In its First-Half Economic and Business Review 2026, the chamber says even if the government achieves its projected economic growth rate of 3.8 percent this year, the expansion would only marginally outpace the country’s annual population growth of about 2.6 percent, limiting gains in incomes, poverty reduction and employment creation.

MCCCI says the fragile economic recovery continues to be constrained by foreign exchange shortages, high production costs, unreliable electricity supply, rising fuel prices, elevated public debt and tight monetary policy, with manufacturing, wholesale and retail trade among the sectors hardest hit.
The review states: “With an estimated 270 000 young people entering the labour market each year, the current pace of economic expansion remains insufficient to generate adequate formal employment opportunities, underscoring the urgent need for structural reforms that enhance productivity, diversify exports, strengthen domestic value addition and improve the business environment.
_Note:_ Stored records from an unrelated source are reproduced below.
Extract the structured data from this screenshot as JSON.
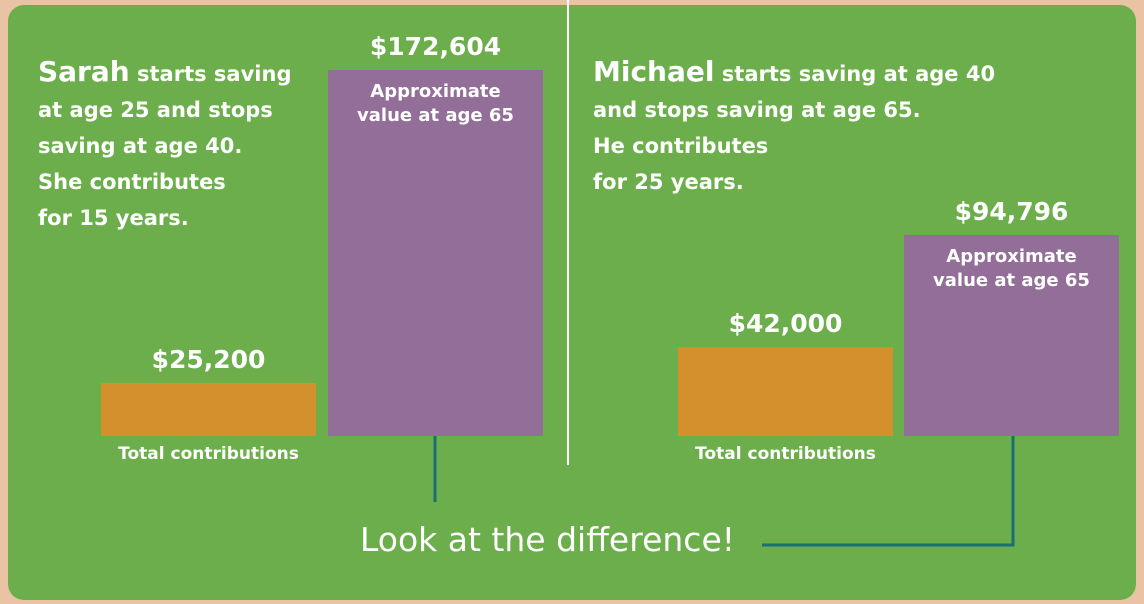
{
  "chart_data": [
    {
      "type": "bar",
      "person": "Sarah",
      "lines": [
        "starts saving",
        "at age 25 and stops",
        "saving at age 40.",
        "She contributes",
        "for 15 years."
      ],
      "categories": [
        "Total contributions",
        "Approximate value at age 65"
      ],
      "values": [
        25200,
        172604
      ],
      "value_labels": [
        "$25,200",
        "$172,604"
      ],
      "colors": [
        "#d4902c",
        "#926e98"
      ]
    },
    {
      "type": "bar",
      "person": "Michael",
      "lines": [
        "starts saving at age 40",
        "and stops saving at age 65.",
        "He contributes",
        "for 25 years."
      ],
      "categories": [
        "Total contributions",
        "Approximate value at age 65"
      ],
      "values": [
        42000,
        94796
      ],
      "value_labels": [
        "$42,000",
        "$94,796"
      ],
      "colors": [
        "#d4902c",
        "#926e98"
      ]
    }
  ],
  "footer": "Look at the difference!"
}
“Looking ahead, downside risks remain elevated, including renewed increases in global fuel prices, prolonged foreign exchange shortages, climate-related shocks, fiscal pressures and weaker global demand, all of which could further moderate economic growth during the remainder of 2026.”
Recently, the World Bank revised Malawi’s 2026 growth forecast downwards to 2.3 percent, a 0.3 percentage point reduction from its January projection, citing the impact of escalating geopolitical tensions in the Middle East, higher global fuel prices and commodity market disruptions on import-dependent economies such as Malawi.
The World Bank said higher energy prices are expected to intensify inflationary pressures, increase production and transport costs, and place additional strain on the country’s fiscal and external balances.
The International Monetary Fund (IMF) also projects Malawi’s economy to grow by about 2.2 percent, reflecting persistent inflationary pressures, foreign exchange constraints and weak private sector activity.
“These projections suggest that achieving the Government’s growth target will require a stronger-than-expected recovery in agriculture and exports, alongside sustained macroeconomic stability,” MCCCI says in the review.
Recently, the African Development Bank (AfDB) said Malawi’s growth outlook remains vulnerable to both external and domestic shocks that could slow the expected recovery.
Among the key risks are US reciprocal trade tariffs and aid cuts, delays in resolving the debt crisis, and climate-related shocks, which could undermine fiscal stability, infrastructure investment and agricultural recovery.
Mzuzu University economist Christopher Mbukwa said the divergence between government and international organisations’ growth forecasts reflects the political commitments governments seek to fulfil and the assumptions underpinning their projections.
Minister of Finance, Economic Planning and Decentralisation Joseph Mwanamvekha acknowledged in his 2026/27 National Budget Statement that the country’s economic outlook remains cautiously positive.